Clustering spatial data on the disk

About this task

If the rows of a table with an R-tree index are clustered on disk the same way as the corresponding entries in the R-tree index that indexes the column, the performance of the retrieval of the data is improved. This section describes how you can cluster existing spatial data on the disk to reflect the ordering in the R-tree index.
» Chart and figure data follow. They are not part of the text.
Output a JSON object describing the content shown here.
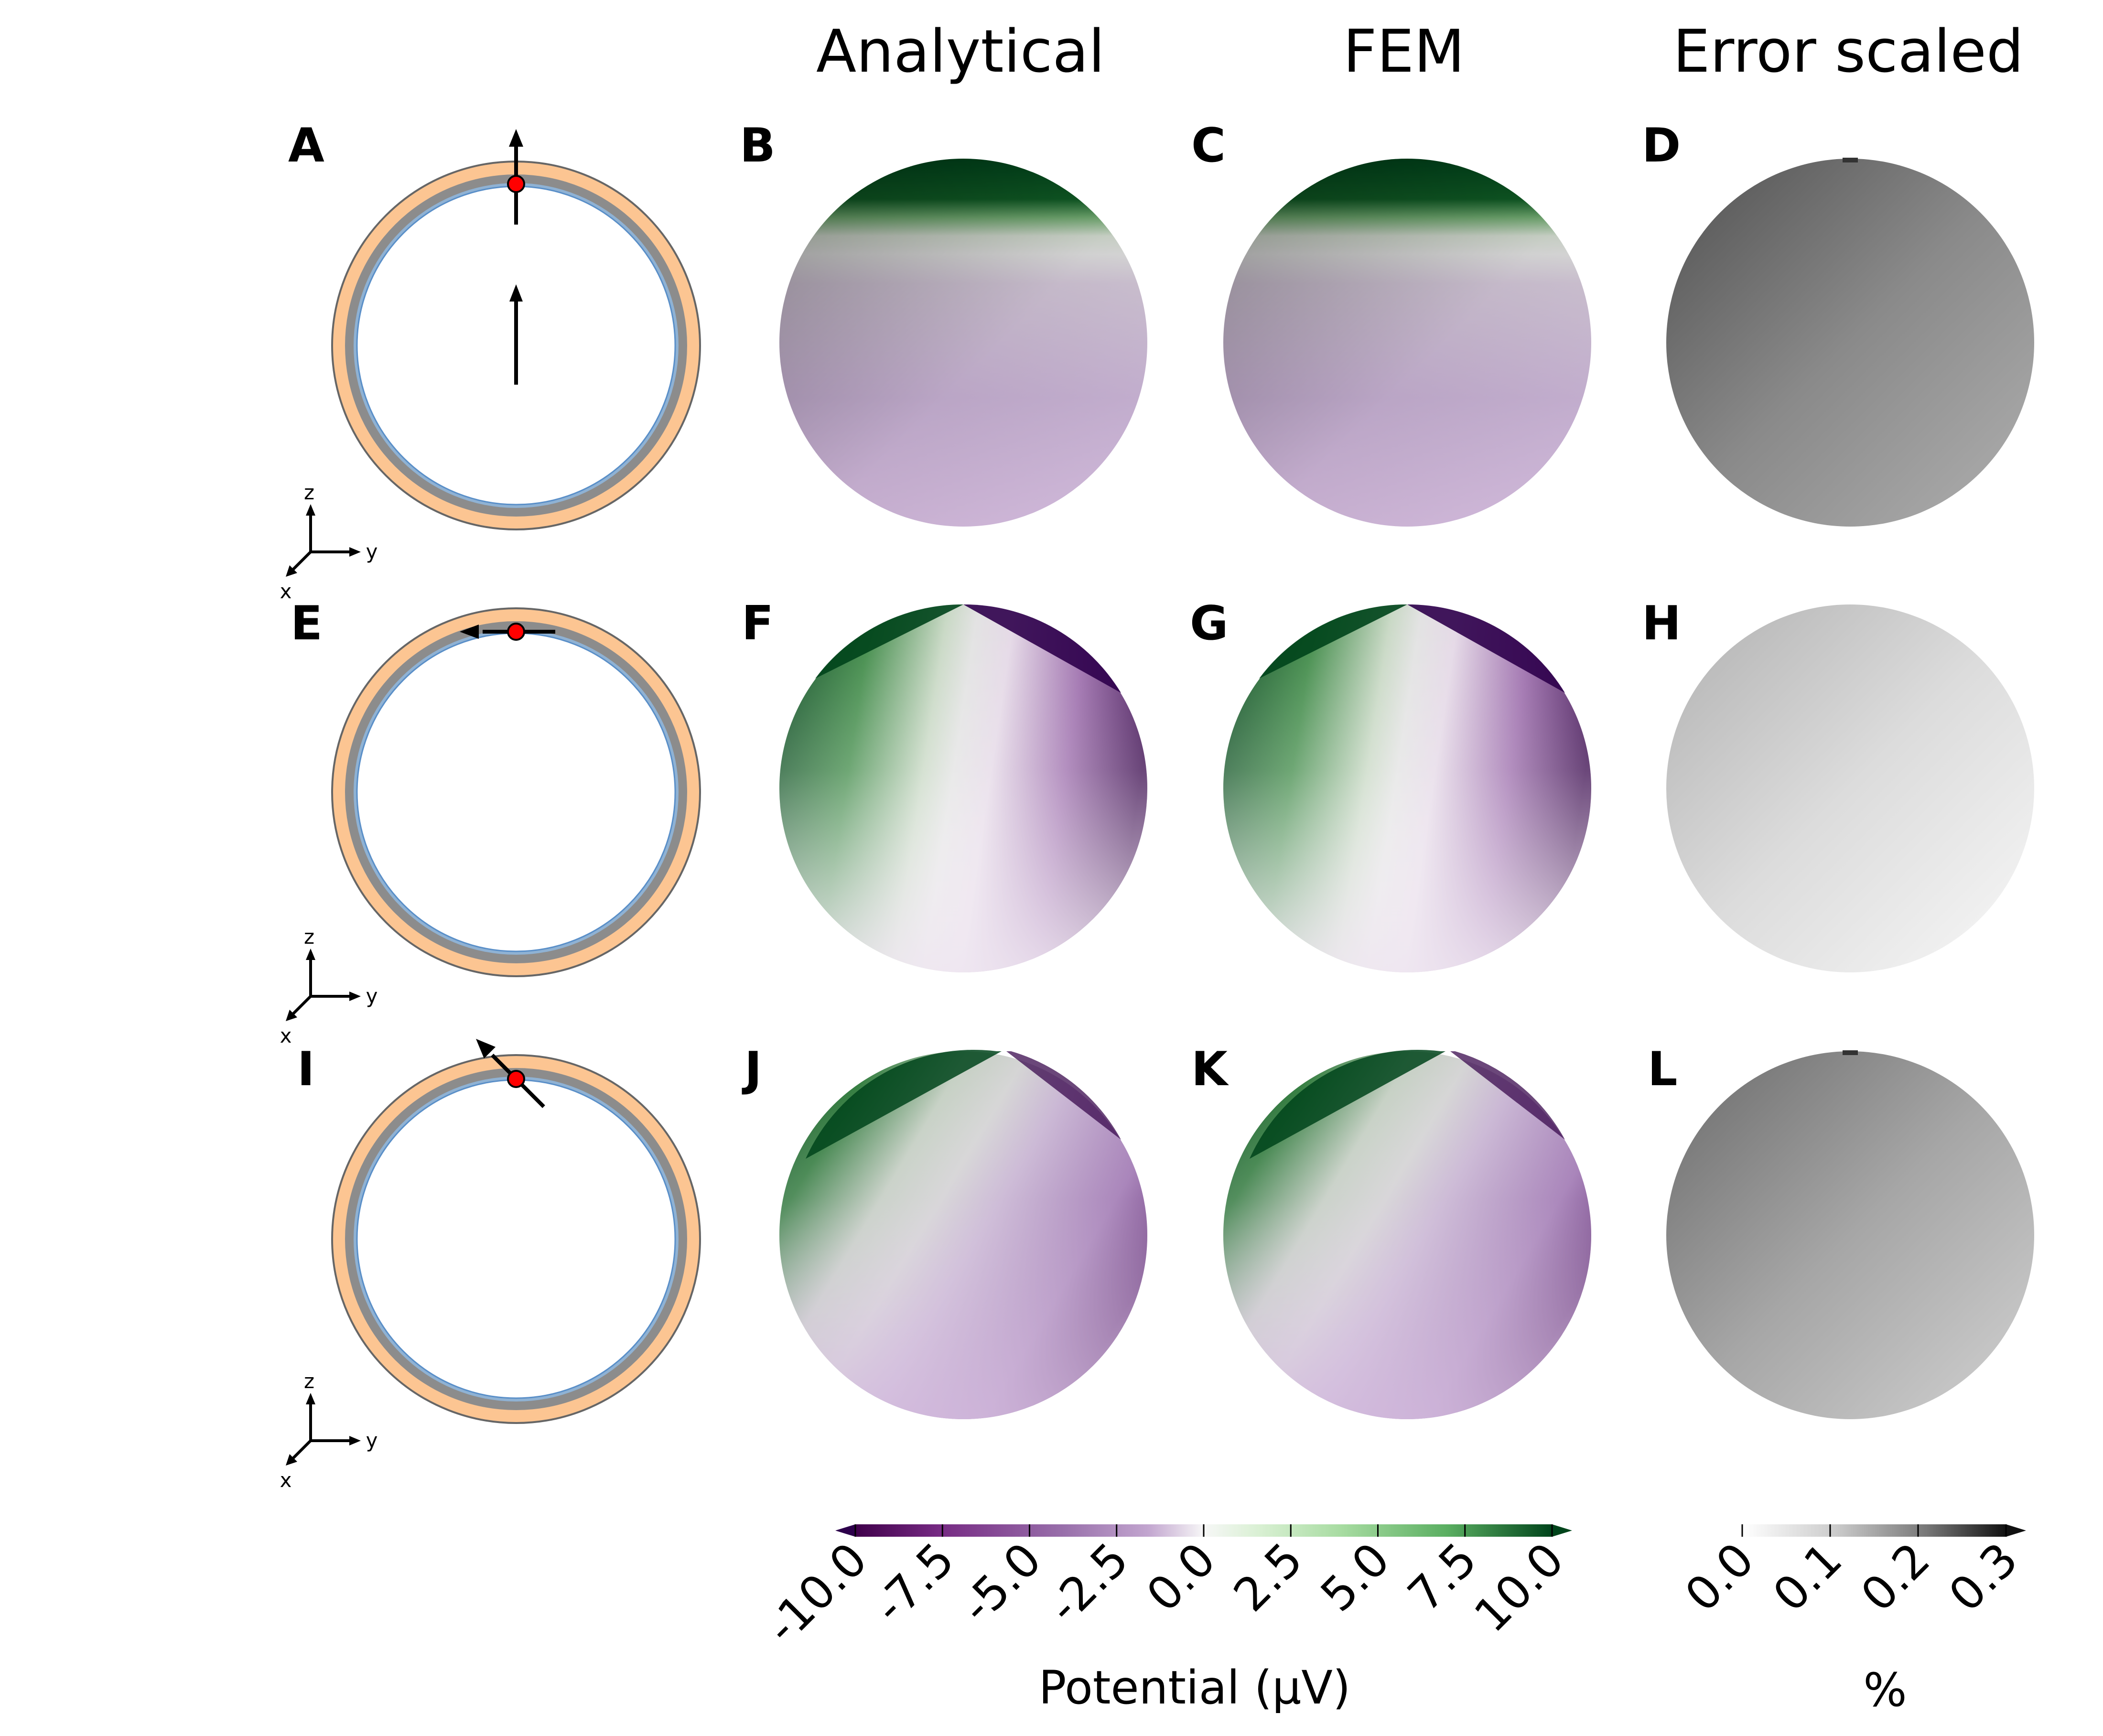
{
  "columns": {
    "analytical": "Analytical",
    "fem": "FEM",
    "error": "Error scaled"
  },
  "panels": [
    "A",
    "B",
    "C",
    "D",
    "E",
    "F",
    "G",
    "H",
    "I",
    "J",
    "K",
    "L"
  ],
  "axes": {
    "z": "z",
    "y": "y",
    "x": "x"
  },
  "colors": {
    "scalp": "#fcc592",
    "skull": "#888888",
    "csf": "#8fb2d4",
    "dipole": "#ff0000",
    "purple_dark": "#2d004b",
    "green_dark": "#00441b"
  },
  "rows": [
    {
      "dipole_orientation": "radial (+z)"
    },
    {
      "dipole_orientation": "tangential (-y)"
    },
    {
      "dipole_orientation": "oblique (45°)"
    }
  ],
  "colorbar_potential": {
    "label": "Potential (μV)",
    "ticks": [
      "-10.0",
      "-7.5",
      "-5.0",
      "-2.5",
      "0.0",
      "2.5",
      "5.0",
      "7.5",
      "10.0"
    ],
    "range": [
      -10,
      10
    ],
    "colormap": "PRGn",
    "extend": "both"
  },
  "colorbar_error": {
    "label": "%",
    "ticks": [
      "0.0",
      "0.1",
      "0.2",
      "0.3"
    ],
    "range": [
      0,
      0.3
    ],
    "colormap": "Greys",
    "extend": "max"
  }
}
Important: Because the following procedure requires that the data in the original table be temporarily deleted, make a backup copy of the table either by loading all the rows into a new table or by taking a full backup of the database.

To cluster existing spatial data on the disk to reflect the ordering in an R-tree index:

Procedure

Create a new table that is exactly the same as the original table and insert all rows from the original table into the new table.
For example, if the original table is called circle_tab, the following SQL statements create an exact copy called circle_tab_temp and insert all rows from the circle_tab table into the circle_tab_temp table:
```
CREATE TABLE circle_tab_temp
(
    id        INTEGER,
    circles   MyCircle
);    

INSERT INTO circle_tab_temp
SELECT * FROM circle_tab;
```
Create an R-tree index on the relevant column of the new table.
Update statistics on the new table.
Drop the R-tree index on the original table and delete all rows.
Insert all rows from the new table back into the original table with a SELECT statement that returns all rows in the new table and uses the R-tree index at the same time.
Be careful that you design this SELECT statement carefully so it satisfies both restrictions.
You might consider using the Overlap strategy function in your query, passing as the second parameter the coordinates of the entire space in which the spatial objects in the table exist. Because each spatial object obviously overlaps with the entire possible space, the query returns every row in the table. In addition, because the Overlap strategy function is specified in the WHERE clause of the query, the query must use the R-tree index.
For example, assume all the spatial objects in the table exist within a box defined by the coordinates (-1000,-1000,1000,1000). In this case, the query might look like the following example:
```
INSERT INTO circle_tab
SELECT * FROM circle_tab_temp 
WHERE Overlap(circles, 'box(-1000,-1000,1000,1000)::MyBox');
```
Create a new R-tree index on the appropriate column of the original table.
Drop the new table.

What to do next

If your original table is fragmented, be sure to use the same fragmentation scheme throughout the procedure. In other words, fragment the new table and its index the same way the original table and index are fragmented and make sure that the data is re-inserted into the correct fragment of the original table.

Subsequent updates will gradually degrade the clustering of data achieved with this procedure.